The database must not exist when using the export procedure, it needs to be created manually using the following commands.

After running the procedure, we can start a new database and query the exported graph:
:use system
CREATE DATABASE mydatabase;
:use mydatabase
MATCH (n) RETURN n;

12. Export a named graph to CSV

We can export named in-memory graphs stored in the graph catalog to a set of CSV files. All nodes, relationships and properties present in an in-memory graph are exported. This includes data that has been projected with gds.graph.create and data that has been added by running algorithms in mutate mode. The location of the exported CSV files can be configured via the configuration parameter gds.export.location in the neo4j.conf. All files will be stored in a subfolder using the specified export name. The export will fail if a folder with the given export name already exists.

The gds.export.location parameter must be configured for this feature.

Export a named graph to a set of CSV files:
CALL gds.beta.graph.export.csv('my-graph', {exportName: 'myExport'})

The procedure yields information about the number of nodes, relationships and properties written.

Table 6. Graph export configuration
Name Type Default Optional Description

exportName

String

none

No

Name of the folder to which the CSV files are exported.

writeConcurrency

Boolean

4

yes

The number of concurrent threads used for writing the database.

defaultRelationshipType

String

__ALL__

yes

Relationship type used for * relationship projections.

12.1. Export format

The format of the exported CSV files is based on the format that is supported by the Neo4j Admin import command.

12.1.1. Nodes

Nodes are exported into files grouped by the nodes labels, i.e., for every label combination that exists in the graph a set of export files is created.

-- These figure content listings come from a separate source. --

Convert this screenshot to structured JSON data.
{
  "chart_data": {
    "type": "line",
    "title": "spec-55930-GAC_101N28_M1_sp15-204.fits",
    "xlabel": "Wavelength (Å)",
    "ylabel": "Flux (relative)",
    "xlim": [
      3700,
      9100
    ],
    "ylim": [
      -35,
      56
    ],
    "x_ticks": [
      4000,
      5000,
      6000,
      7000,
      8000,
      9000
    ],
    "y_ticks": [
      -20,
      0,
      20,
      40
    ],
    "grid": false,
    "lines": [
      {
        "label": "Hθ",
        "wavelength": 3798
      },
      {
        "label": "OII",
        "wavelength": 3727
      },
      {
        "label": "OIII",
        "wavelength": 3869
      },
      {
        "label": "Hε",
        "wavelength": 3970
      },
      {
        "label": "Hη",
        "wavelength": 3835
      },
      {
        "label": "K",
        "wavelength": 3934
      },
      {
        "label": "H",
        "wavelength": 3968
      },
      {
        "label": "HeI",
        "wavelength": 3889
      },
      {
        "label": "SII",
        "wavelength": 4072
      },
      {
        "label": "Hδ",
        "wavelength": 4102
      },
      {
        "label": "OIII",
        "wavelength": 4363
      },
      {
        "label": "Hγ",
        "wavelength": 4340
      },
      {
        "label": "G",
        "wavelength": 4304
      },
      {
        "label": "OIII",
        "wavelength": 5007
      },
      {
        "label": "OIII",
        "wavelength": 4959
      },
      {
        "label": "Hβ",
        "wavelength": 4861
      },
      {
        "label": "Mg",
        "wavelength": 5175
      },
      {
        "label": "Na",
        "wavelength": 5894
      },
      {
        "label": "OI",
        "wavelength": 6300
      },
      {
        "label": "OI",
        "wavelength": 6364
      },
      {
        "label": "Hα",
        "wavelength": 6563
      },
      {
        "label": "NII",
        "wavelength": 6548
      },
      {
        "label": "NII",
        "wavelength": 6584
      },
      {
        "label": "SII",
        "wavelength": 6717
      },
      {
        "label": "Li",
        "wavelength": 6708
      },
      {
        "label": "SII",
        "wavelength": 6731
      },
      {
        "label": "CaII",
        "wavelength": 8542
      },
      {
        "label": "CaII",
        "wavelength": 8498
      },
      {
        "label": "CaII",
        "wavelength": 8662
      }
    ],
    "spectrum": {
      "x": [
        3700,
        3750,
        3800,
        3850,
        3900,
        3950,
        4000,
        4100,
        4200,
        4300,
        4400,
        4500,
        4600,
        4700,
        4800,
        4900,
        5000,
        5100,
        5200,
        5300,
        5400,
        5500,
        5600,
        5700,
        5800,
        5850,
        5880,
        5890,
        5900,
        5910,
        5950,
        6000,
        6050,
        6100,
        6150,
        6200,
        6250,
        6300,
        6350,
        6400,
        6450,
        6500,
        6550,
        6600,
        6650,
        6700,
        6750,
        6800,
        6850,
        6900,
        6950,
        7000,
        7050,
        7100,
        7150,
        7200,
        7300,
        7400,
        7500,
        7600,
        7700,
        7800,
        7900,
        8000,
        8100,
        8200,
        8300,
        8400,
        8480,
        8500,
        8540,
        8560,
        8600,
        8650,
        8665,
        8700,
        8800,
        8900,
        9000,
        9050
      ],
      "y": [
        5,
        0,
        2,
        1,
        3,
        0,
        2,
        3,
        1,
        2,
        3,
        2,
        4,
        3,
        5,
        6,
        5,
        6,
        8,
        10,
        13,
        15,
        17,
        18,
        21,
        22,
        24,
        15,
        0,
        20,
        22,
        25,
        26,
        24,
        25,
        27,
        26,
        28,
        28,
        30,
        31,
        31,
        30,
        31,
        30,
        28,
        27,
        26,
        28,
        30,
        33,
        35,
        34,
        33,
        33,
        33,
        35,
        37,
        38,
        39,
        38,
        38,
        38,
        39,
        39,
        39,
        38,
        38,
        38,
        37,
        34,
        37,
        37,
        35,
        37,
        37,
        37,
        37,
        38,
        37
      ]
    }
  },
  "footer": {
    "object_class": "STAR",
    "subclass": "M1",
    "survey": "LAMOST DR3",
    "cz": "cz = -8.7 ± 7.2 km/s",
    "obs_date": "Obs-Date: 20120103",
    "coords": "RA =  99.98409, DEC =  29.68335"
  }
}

The naming schema of the exported files is: nodes_LABELS_INDEX.csv, where:

  • LABELS is the ordered list of labels joined by _.

  • INDEX is a number between 0 and concurrency.

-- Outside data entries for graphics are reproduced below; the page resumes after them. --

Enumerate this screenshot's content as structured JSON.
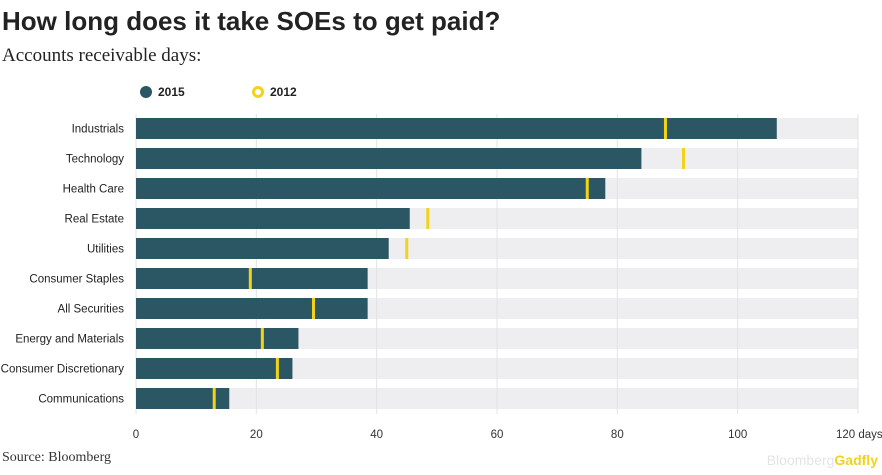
{
  "chart_data": {
    "type": "bar",
    "orientation": "horizontal",
    "title": "How long does it take SOEs to get paid?",
    "subtitle": "Accounts receivable days:",
    "categories": [
      "Industrials",
      "Technology",
      "Health Care",
      "Real Estate",
      "Utilities",
      "Consumer Staples",
      "All Securities",
      "Energy and Materials",
      "Consumer Discretionary",
      "Communications"
    ],
    "series": [
      {
        "name": "2015",
        "values": [
          106.5,
          84,
          78,
          45.5,
          42,
          38.5,
          38.5,
          27,
          26,
          15.5
        ],
        "color": "#2b5664",
        "mark": "bar"
      },
      {
        "name": "2012",
        "values": [
          88,
          91,
          75,
          48.5,
          45,
          19,
          29.5,
          21,
          23.5,
          13
        ],
        "color": "#f2d21a",
        "mark": "tick"
      }
    ],
    "xlim": [
      0,
      120
    ],
    "xticks": [
      0,
      20,
      40,
      60,
      80,
      100,
      120
    ],
    "xtick_labels": [
      "0",
      "20",
      "40",
      "60",
      "80",
      "100",
      "120 days"
    ],
    "track_color": "#eeeef1",
    "grid": true,
    "legend_position": "top-left"
  },
  "footer": {
    "source": "Source: Bloomberg",
    "brand_part1": "Bloomberg",
    "brand_part2": "Gadfly"
  }
}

For each label combination one or more data files are created, as each exporter thread exports into a separate file.

Additionally, each label combination produces a single header file, which contains a single line describing the columns in the data files More information about the header files can be found here: CSV header format.

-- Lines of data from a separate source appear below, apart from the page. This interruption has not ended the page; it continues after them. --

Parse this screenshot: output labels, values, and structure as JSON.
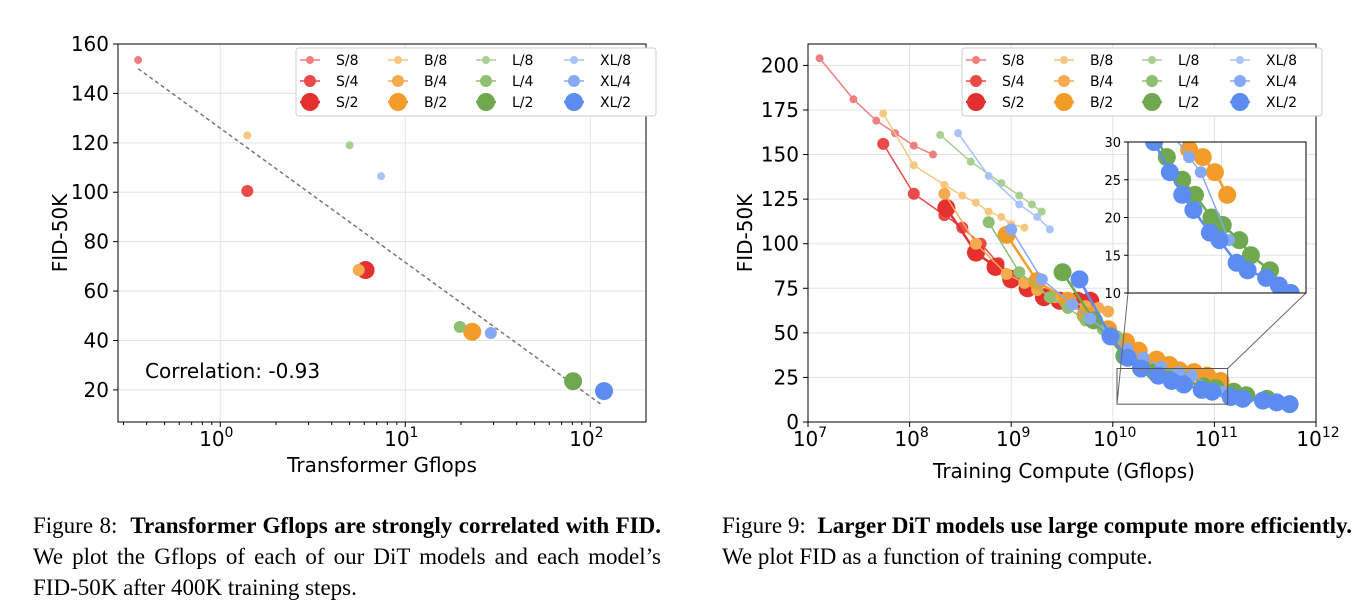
{
  "chart_data": [
    {
      "type": "scatter",
      "xlabel": "Transformer Gflops",
      "ylabel": "FID-50K",
      "xscale": "log",
      "xlim": [
        0.28,
        200
      ],
      "ylim": [
        7,
        160
      ],
      "yticks": [
        20,
        40,
        60,
        80,
        100,
        120,
        140,
        160
      ],
      "xtick_bases": [
        "10",
        "10",
        "10"
      ],
      "xtick_exps": [
        "0",
        "1",
        "2"
      ],
      "annotation": "Correlation: -0.93",
      "fit_line": {
        "x": [
          0.36,
          115
        ],
        "y": [
          150,
          14
        ]
      },
      "legend": {
        "placement": "top-right",
        "columns": [
          [
            "S/8",
            "S/4",
            "S/2"
          ],
          [
            "B/8",
            "B/4",
            "B/2"
          ],
          [
            "L/8",
            "L/4",
            "L/2"
          ],
          [
            "XL/8",
            "XL/4",
            "XL/2"
          ]
        ]
      },
      "points": [
        {
          "name": "S/8",
          "x": 0.36,
          "y": 153.5
        },
        {
          "name": "S/4",
          "x": 1.4,
          "y": 100.5
        },
        {
          "name": "S/2",
          "x": 6.1,
          "y": 68.5
        },
        {
          "name": "B/8",
          "x": 1.4,
          "y": 123
        },
        {
          "name": "B/4",
          "x": 5.6,
          "y": 68.5
        },
        {
          "name": "B/2",
          "x": 23,
          "y": 43.5
        },
        {
          "name": "L/8",
          "x": 5.0,
          "y": 119
        },
        {
          "name": "L/4",
          "x": 19.7,
          "y": 45.5
        },
        {
          "name": "L/2",
          "x": 80.7,
          "y": 23.5
        },
        {
          "name": "XL/8",
          "x": 7.4,
          "y": 106.5
        },
        {
          "name": "XL/4",
          "x": 29,
          "y": 43
        },
        {
          "name": "XL/2",
          "x": 118.6,
          "y": 19.5
        }
      ]
    },
    {
      "type": "line",
      "xlabel": "Training Compute (Gflops)",
      "ylabel": "FID-50K",
      "xscale": "log",
      "xlim": [
        10000000,
        1000000000000
      ],
      "ylim": [
        0,
        212
      ],
      "yticks": [
        0,
        25,
        50,
        75,
        100,
        125,
        150,
        175,
        200
      ],
      "xtick_bases": [
        "10",
        "10",
        "10",
        "10",
        "10",
        "10"
      ],
      "xtick_exps": [
        "7",
        "8",
        "9",
        "10",
        "11",
        "12"
      ],
      "legend": {
        "placement": "top-right",
        "columns": [
          [
            "S/8",
            "S/4",
            "S/2"
          ],
          [
            "B/8",
            "B/4",
            "B/2"
          ],
          [
            "L/8",
            "L/4",
            "L/2"
          ],
          [
            "XL/8",
            "XL/4",
            "XL/2"
          ]
        ]
      },
      "inset": {
        "xlim": [
          10000000000,
          800000000000
        ],
        "ylim": [
          10,
          30
        ],
        "yticks": [
          10,
          15,
          20,
          25,
          30
        ]
      },
      "series": [
        {
          "name": "S/8",
          "x": [
            13000000,
            28000000,
            47000000,
            72000000,
            110000000,
            170000000
          ],
          "y": [
            204,
            181,
            169,
            162,
            155,
            150
          ]
        },
        {
          "name": "S/4",
          "x": [
            55000000,
            110000000,
            220000000,
            330000000,
            500000000,
            750000000,
            1000000000,
            1500000000
          ],
          "y": [
            156,
            128,
            116,
            109,
            100,
            89,
            82,
            75
          ]
        },
        {
          "name": "S/2",
          "x": [
            230000000,
            450000000,
            700000000,
            1000000000,
            1450000000,
            2100000000,
            3000000000,
            4500000000,
            6000000000
          ],
          "y": [
            120,
            95,
            87,
            80,
            75,
            70,
            68,
            68,
            68
          ]
        },
        {
          "name": "B/8",
          "x": [
            55000000,
            110000000,
            220000000,
            330000000,
            450000000,
            600000000,
            800000000,
            1000000000,
            1350000000
          ],
          "y": [
            173,
            144,
            133,
            127,
            123,
            118,
            115,
            111,
            109
          ]
        },
        {
          "name": "B/4",
          "x": [
            220000000,
            450000000,
            900000000,
            1350000000,
            1800000000,
            2700000000,
            3600000000,
            5400000000,
            7200000000,
            9000000000
          ],
          "y": [
            128,
            100,
            83,
            78,
            74,
            70,
            68,
            65,
            64,
            62
          ]
        },
        {
          "name": "B/2",
          "x": [
            900000000,
            1800000000,
            3600000000,
            5400000000,
            9000000000,
            13500000000,
            18000000000,
            27000000000,
            36000000000,
            45000000000,
            63000000000,
            85000000000,
            115000000000
          ],
          "y": [
            105,
            79,
            68,
            60,
            52,
            45,
            40,
            35,
            32,
            29,
            28,
            26,
            23
          ]
        },
        {
          "name": "L/8",
          "x": [
            200000000,
            400000000,
            800000000,
            1200000000,
            1600000000,
            2000000000
          ],
          "y": [
            161,
            146,
            134,
            127,
            122,
            118
          ]
        },
        {
          "name": "L/4",
          "x": [
            600000000,
            1200000000,
            2400000000,
            3600000000,
            5400000000,
            8000000000,
            11000000000
          ],
          "y": [
            112,
            84,
            70,
            64,
            57,
            52,
            48
          ]
        },
        {
          "name": "L/2",
          "x": [
            3200000000,
            6500000000,
            13000000000,
            19000000000,
            26000000000,
            38000000000,
            52000000000,
            78000000000,
            103000000000,
            155000000000,
            206000000000,
            330000000000
          ],
          "y": [
            84,
            57,
            37,
            31,
            28,
            25,
            23,
            20,
            19,
            17,
            15,
            13
          ]
        },
        {
          "name": "XL/8",
          "x": [
            300000000,
            600000000,
            1200000000,
            1800000000,
            2400000000
          ],
          "y": [
            162,
            138,
            122,
            115,
            108
          ]
        },
        {
          "name": "XL/4",
          "x": [
            1000000000,
            2000000000,
            4000000000,
            6000000000,
            9000000000,
            14000000000,
            20000000000,
            30000000000,
            45000000000,
            60000000000,
            120000000000
          ],
          "y": [
            108,
            80,
            66,
            58,
            50,
            41,
            36,
            31,
            28,
            26,
            17
          ]
        },
        {
          "name": "XL/2",
          "x": [
            4700000000,
            9500000000,
            14000000000,
            19000000000,
            28000000000,
            38000000000,
            50000000000,
            75000000000,
            95000000000,
            145000000000,
            190000000000,
            300000000000,
            410000000000,
            550000000000
          ],
          "y": [
            80,
            48,
            36,
            30,
            26,
            23,
            21,
            18,
            17,
            14,
            13,
            12,
            11,
            10
          ]
        }
      ]
    }
  ],
  "colors": {
    "S/8": "#f08080",
    "S/4": "#ea4a4a",
    "S/2": "#e53030",
    "B/8": "#f7c77f",
    "B/4": "#f4ab50",
    "B/2": "#f39c2a",
    "L/8": "#a9cf92",
    "L/4": "#8fbf72",
    "L/2": "#6fa84e",
    "XL/8": "#a7c3f7",
    "XL/4": "#86a9f5",
    "XL/2": "#5c8cf2"
  },
  "marker_sizes": {
    "8": 4,
    "4": 6,
    "2": 9
  },
  "captions": {
    "fig8_label": "Figure 8:",
    "fig8_bold": "Transformer Gflops are strongly correlated with FID.",
    "fig8_text": " We plot the Gflops of each of our DiT models and each model’s FID-50K after 400K training steps.",
    "fig9_label": "Figure 9:",
    "fig9_bold": "Larger DiT models use large compute more efficiently.",
    "fig9_text": " We plot FID as a function of training compute."
  }
}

For example a Graph with the node combinations :A, :B and :A:B might create the following files

nodes_A_header.csv
nodes_A_0.csv
nodes_B_header.csv
nodes_B_0.csv
nodes_B_2.csv
nodes_A_B_header.csv
nodes_A_B_0.csv
nodes_A_B_1.csv
nodes_A_B_2.csv

12.1.2. Relationships

The format of the relationship files is similar to those of the nodes. Relationships are exported into files grouped by the relationship type. The naming schema of the exported files is: relationships_TYPE_INDEX.csv, where:

  • TYPE is the relationship type

  • INDEX is a number between 0 and concurrency.

For each relationship type one or more data files are created, as each exporter thread exports into a separate file.

Additionally, each relationship type produces a single header file, which contains a single line describing the columns in the data files.

For example a Graph with the relationship types :KNOWS, :LIVES_IN might create the following files

relationships_KNOWS_header.csv
relationships_KNOWS_0.csv
relationships_LIVES_IN_header.csv
relationships_LIVES_IN_0.csv
relationships_LIVES_IN_2.csv

12.2. Estimation

Using the gds.graph.export.csv.estimate procedure it is possible to estimate the required disk space of the exported CSV files. The estimation uses sampling to generate a more accurate estiamte.

Estimate the required disk space for exporting a named graph to CSV files.:
CALL gds.beta.graph.export.csv.export('my-graph', {exportName: 'myExport'})
YIELD nodeCount, relationshipCount, bytesMin, bytesMax, requiredMemory;

The procedure yields information about the required disk space.

Table 7. Graph export estimate configuration
Name Type Default Optional Description

exportName

String

none

No

Name of the folder to which the CSV files are exported.

samplingFactor

Double

0.001

yes

The fraction of nodes and relationships to sample for the estimation.

writeConcurrency

Boolean

4

yes

The number of concurrent threads used for writing the database.

defaultRelationshipType

String

__ALL__

yes

Relationship type used for * relationship projections.